La Corte di cassazione (Sez. I), con la sentenza n. 11504/2017 ha modificato il proprio orientamento in tema di assegno di divorzio, che era immutato dal 1990. A seguito di tale sentenza, l’assegno non sarà più parametrato al tenore di vita tenuto in costanza di matrimonio, ma dovrà semplicemente garantire l’indipendenza economica dell’ex coniuge.
Paradossalmente la Cassazione, nel compiere tale “rivoluzione giurisprudenziale”, muove da elementi normativi ben consolidati. Essa, infatti, con un’interpretazione perfettamente letterale, specifica il significato dell’art. 5, comma 6, L. 898/1970, ribadendo che l’esame per la concessione dell’assegno di divorzio deve svilupparsi in due fasi, da tenere ben distinte: 1) una prima fase dell’eventuale riconoscimento del diritto (fase dell’an debeatur) e 2) una seconda fase di determinazione dell’importo (fase del quantum debeatur).
Con riferimento alla prima fase, gli unici elementi da prendere in considerazione saranno esclusivamente il fatto che il coniuge richiedente l’assegno sia, o meno, dotato di “mezzi propri” o sia, o meno, in una condizione di impossibilità “di procurarseli per ragioni oggettive”. Solo a seguito di tale valutazione, si dovrà determinare il quantum dell’assegno, secondo i criteri indicati nel comma 6 dell’art. 5.

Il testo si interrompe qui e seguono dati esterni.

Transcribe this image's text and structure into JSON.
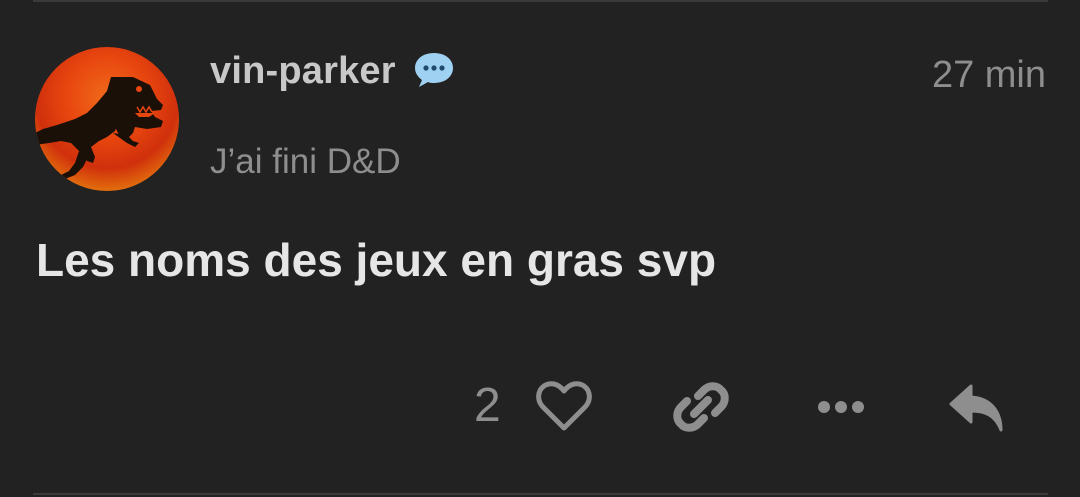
{
  "post": {
    "username": "vin-parker",
    "timestamp": "27 min",
    "user_title": "J’ai fini D&D",
    "body": "Les noms des jeux en gras svp",
    "like_count": "2"
  },
  "icons": {
    "status": "chat-bubble-icon",
    "like": "heart-icon",
    "link": "link-icon",
    "more": "more-icon",
    "reply": "reply-icon"
  },
  "colors": {
    "background": "#222222",
    "username": "#c8c8c8",
    "muted": "#8e8e8e",
    "body": "#e6e6e6",
    "chat_bubble": "#9fd1f2"
  }
}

La questione sta ora nell’individuare il parametro a cui rapportare i predetti elementi della disponibilità o meno di mezzi propri e della possibilità o meno di procurarseli.
Se, fino ad oggi, il parametro era quello del tenore di vita mantenuto in costanza di matrimonio, con la sentenza in commento il giudice di legittimità lo individua, invece, nell’“indipendenza economica“ del coniuge richiedente l’assegno, evidenziando così la doverosità e la funzione esclusivamente assistenziale dell’assegno divorzile, che trova fondamento negli artt. 2 e 23 Cost.
Il Supremo Collegio rinviene il parametro dell’indipendenza economica, anzitutto, tramite un’analogia iuris con l’art. 337-septies, comma 1, c.c, secondo cui al figlio maggiorenne l’assegno spetta solo se non indipendente economicamente.
La Corte cita, inoltre, il fondamentale principio dell’“autoresponsabilità“ dei coniugi poiché il divorzio, così come la separazione personale, è una libera scelta dell’individuo con cui lo stesso sviluppa ed eleva la propria personalità e non può certo costituire un mezzo per un futuro arricchimento personale. Tale principio di autoresponsabilità – nota la Corte – è comune al contesto giuridico europeo, dove è anzi rafforzato dalla diffusione, soprattutto nella Gran Bretagna di common law, dei cd. “patti prematrimoniali”.
Il Collegio, dunque, individua i principali “indici” in base a cui valutare l’”’indipendenza economica”:
1) il possesso di redditi di qualsiasi specie; 2) il possesso di cespiti patrimoniali mobiliari ed immobiliari, tenuto conto di tutti gli oneri lato sensu “imposti” e del costo della vita nel luogo di residenza della persona che richiede l’assegno; 3) le capacità e le possibilità effettive di lavoro personale, in relazione alla salute, all’età, al sesso ed al mercato del lavoro dipendente o autonomo; 4) la stabile disponibilità di una casa di abitazione.
L’aspetto più interessante di questa sentenza riguarda, però, i possibili (e probabili) futuri ricorsi che diversi ex coniugi (di entrambi i sessi) presenteranno per vedersi ridotto l’importo dell’assegno di divorzio, in conformità al dictum della Cassazione. A tal riguardo, occorre però tener presente che, nel caso di specie, la Corte non ha pronunciato a Sezioni Unite, ma ha semplicemente corretto la motivazione della precedente Corte d’Appello di Milano, ex art. 384 c.p.c., e che, certamente, vi saranno giudici che si discosteranno da tale nuovo principio di diritto.